Notas & Informações, O Estado de S.Paulo
Com o pior resultado em 13 anos, a arrecadação federal mostrou em abril os primeiros impactos da crise provocada pelo surto de coronavírus. O governo da União recolheu R$ 101,15 bilhões, 28,95% menos que um ano antes, descontada a inflação. Foi o menor valor para o mês na série registrada a partir de 2007. A receita foi prejudicada pela nova redução da atividade econômica, ainda no início, e por facilidades fiscais concedidas a contribuintes. Em relação a março a queda foi de 7,52%. Esses números são o prenúncio de um ano excepcionalmente ruim para as contas públicas e de enormes problemas de ajuste no próximo ano. Mas esses problemas só estarão na agenda, nos próximos meses, se o toma lá dá cá com os apoiadores do presidente Jair Bolsonaro permitir manter algum compromisso com a seriedade fiscal.

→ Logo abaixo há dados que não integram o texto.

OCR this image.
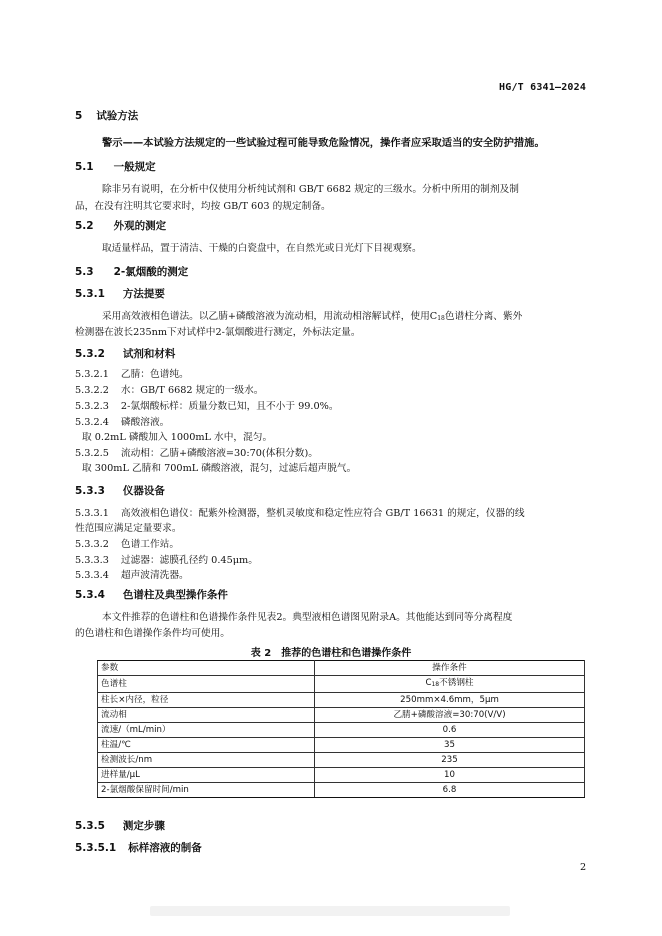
HG/T 6341—2024
5 试验方法
警示——本试验方法规定的一些试验过程可能导致危险情况，操作者应采取适当的安全防护措施。
5.1 一般规定
除非另有说明，在分析中仅使用分析纯试剂和 GB/T 6682 规定的三级水。分析中所用的制剂及制
品，在没有注明其它要求时，均按 GB/T 603 的规定制备。
5.2 外观的测定
取适量样品，置于清洁、干燥的白瓷盘中，在自然光或日光灯下目视观察。
5.3 2-氯烟酸的测定
5.3.1 方法提要
采用高效液相色谱法。以乙腈+磷酸溶液为流动相，用流动相溶解试样，使用C18色谱柱分离、紫外
检测器在波长235nm下对试样中2-氯烟酸进行测定，外标法定量。
5.3.2 试剂和材料
5.3.2.1 乙腈：色谱纯。
5.3.2.2 水：GB/T 6682 规定的一级水。
5.3.2.3 2-氯烟酸标样：质量分数已知，且不小于 99.0%。
5.3.2.4 磷酸溶液。
取 0.2mL 磷酸加入 1000mL 水中，混匀。
5.3.2.5 流动相：乙腈+磷酸溶液=30:70(体积分数)。
取 300mL 乙腈和 700mL 磷酸溶液，混匀，过滤后超声脱气。
5.3.3 仪器设备
5.3.3.1 高效液相色谱仪：配紫外检测器，整机灵敏度和稳定性应符合 GB/T 16631 的规定，仪器的线
性范围应满足定量要求。
5.3.3.2 色谱工作站。
5.3.3.3 过滤器：滤膜孔径约 0.45μm。
5.3.3.4 超声波清洗器。
5.3.4 色谱柱及典型操作条件
本文件推荐的色谱柱和色谱操作条件见表2。典型液相色谱图见附录A。其他能达到同等分离程度
的色谱柱和色谱操作条件均可使用。
表 2　推荐的色谱柱和色谱操作条件
参数	操作条件
色谱柱	C18不锈钢柱
柱长×内径，粒径	250mm×4.6mm，5μm
流动相	乙腈+磷酸溶液=30:70(V/V)
流速/（mL/min）	0.6
柱温/℃	35
检测波长/nm	235
进样量/μL	10
2-氯烟酸保留时间/min	6.8
5.3.5 测定步骤
5.3.5.1 标样溶液的制备
2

Os efeitos da nova crise são menos visíveis quando se consideram os valores acumulados nos primeiros quatro meses. No ano, a arrecadação chegou a R$ 502,29 bilhões. Foi o pior desempenho para o período desde 2017, mas a queda em relação aos meses de janeiro a abril de 2019 ficou em 7,45%. Embora considerável, essa redução é muito menos assustadora que a observada a partir de abril. Apesar disso, os sinais de problemas já eram claros no primeiro trimestre.
Em fevereiro e em março os valores mensais da arrecadação já foram menores que os de um ano antes. A economia já estava mal, antes da nova crise, e isso se refletia na receita tributária. O ano começou com a indústria em marcha lenta e com o desemprego ainda acima de 12% da força de trabalho. O pouco empenho em reativar a economia no primeiro ano de mandato do presidente Jair Bolsonaro deixou uma herança muito ruim para 2020. Restrições sociais implantadas na reação inicial à covid-19 agravaram um quadro econômico já muito insatisfatório.
O governo enfrentou os novos problemas com aumento de gastos e alívio de obrigações fiscais. Procurou-se, com várias medidas, proporcionar algum fôlego às empresas, principalmente às micro, pequenas e médias, e preservar empregos. O Banco Central (BC) procurou atuar paralelamente ao Tesouro, ampliando o volume de recursos disponíveis para o setor bancário e estimulando a concessão de mais empréstimos. Os primeiros movimentos de resposta à crise ocorreram em março.
Desonerações já vigoravam no começo do ano, como heranças de políticas implantadas bem antes da covid-19. A essas facilidades se acrescentaram aquelas decididas a partir dos efeitos iniciais da pandemia. No ano, as desonerações produziram renúncia fiscal acumulada de R$ 34,99 bilhões. Um ano antes o valor havia chegado a R$ 32,16 bilhões. Comparados os meses de abril, as facilidades passaram de R$ 8,08 bilhões para R$ 9,96 bilhões, em valores corrigidos.
Em abril, a perda de receita foi causada em parte pela baixa da atividade e em parte pelo adiamento na liquidação de tributos. A redução da atividade resultou em queda de R$ 4,21 bilhões no recolhimento de tributos, segundo o chefe do Centro de Estudos Tributários da Receita Federal, Claudemir Malaquias. A maior parte da redução é atribuível a pagamentos adiados, a desonerações e a compensações tributárias.
Os efeitos diretos da contração econômica, isto é, do menor consumo, da menor produção e do menor volume de serviços intermediários, como transporte e armazenamento, devem ser mais visíveis nos dados fiscais de maio. A esses fatores deverão somar-se, no balanço geral, os gastos com apoio a trabalhadores e a empresas.
O resultado final dependerá da evolução efetiva da atividade econômica. O Produto Interno Bruto (PIB) será 4,7% menor que o de 2019, segundo recente estimativa oficial. O secretário do Tesouro, Mansueto Almeida, já admitiu o risco de queda superior a 5%. Essa hipótese está alinhada à mediana das projeções do mercado. Por enquanto, a estimativa oficial indica um déficit primário (sem os juros) de uns R$ 600 bilhões. Uma reabertura precipitada, com repique da epidemia, poderá resultar em cifras econômicas muito piores.